Najjar watched his father-in-law staring at the man, who was silently pleading for his life. But there was nothing in Dr. Saddaji’s voice or body language that suggested mercy would be forthcoming. Indeed, Najjar had never seen him so cold, so dark, so filled with hatred.

“Gentlemen, take note of this man and remember him well,” Dr. Saddaji said. “He is an Arab—an Iraqi—and a traitor.”

Najjar was stunned. It was one thing to be from Iraq. He was, and so was Dr. Saddaji, along with several others. But they weren’t Arabs. They were all Persians.

How can there be an Arab in our midst? Who allowed it, and why?

This research facility was top secret, buried deep inside Alvand Mountain, the highest peak in the region. Of the half-million people in the surrounding area, including in Hamadan—one of the oldest cities in Iran—not a single one was Arab. Less than one-tenth of one percent of them knew this facility existed at all, much less that the future of Iran’s civilian nuclear power program was being designed and developed here. What on earth could have possessed someone to allow an enemy into the camp?

As if on cue, Dr. Saddaji took the responsibility upon himself.

“Gentlemen, I will be candid. I recruited this man. He was once a colleague at the University of Baghdad, one of the most brilliant minds of our generation, an absolute genius in the field of UD3. He was not one of us, true. But we needed his expertise. I thought I could trust him. With the blessing of the Supreme Leader, I made him an offer he couldn’t refuse. But I made a mistake. He sold us out. Now he must pay.”

Saddaji’s response generated more questions than it answered, at least for Najjar. UD3? Why in the world would Saddaji need an expert in the use of uranium deuteride? Even a junior physicist like himself knew UD3 had no civilian uses. Had Dr. Saddaji completely lost his mind? What if the IAEA caught wind of a UD3 expert—one from Iraq, at that—inside a nuclear facility the IAEA didn’t even know existed? Why take such a risk with the eyes of the international community riveted so intently on the Iranian nuclear program?

Before Najjar could raise any of these questions, however, Dr. Saddaji continued, outlining what this man had done to betray them all. He explained that the man had been caught making two unauthorized calls to Europe.

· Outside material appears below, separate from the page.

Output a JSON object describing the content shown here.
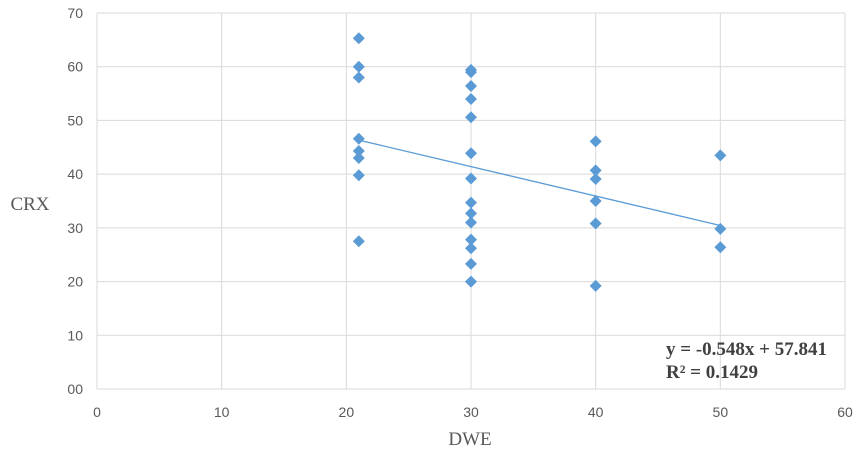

“He claims he has a girlfriend in France,” Dr. Saddaji sniffed. “He claims he had no idea his girlfriend was an agent for the Mossad.”

Najjar couldn’t believe what he was hearing. He had never met a man as careful, as thorough, as meticulous about everything—and especially about security—as his father-in-law. Whoever this person sitting before them was, his treachery was appalling. But what did his father-in-law expect? Couldn’t he have seen this coming? Something didn’t make sense.

But this “trial”—if it could be called that—was suddenly over as quickly as it had begun. No one was being invited to ask questions of the accused or of Saddaji. An executioner now entered the warehouse, carrying an ornate sword that looked several centuries old. His face was covered by a black ski mask. A moment later, the traitor’s head was rolling across the warehouse floor. Najjar became violently ill, but the point had been made—all betrayals, real or imagined, would be punished severely.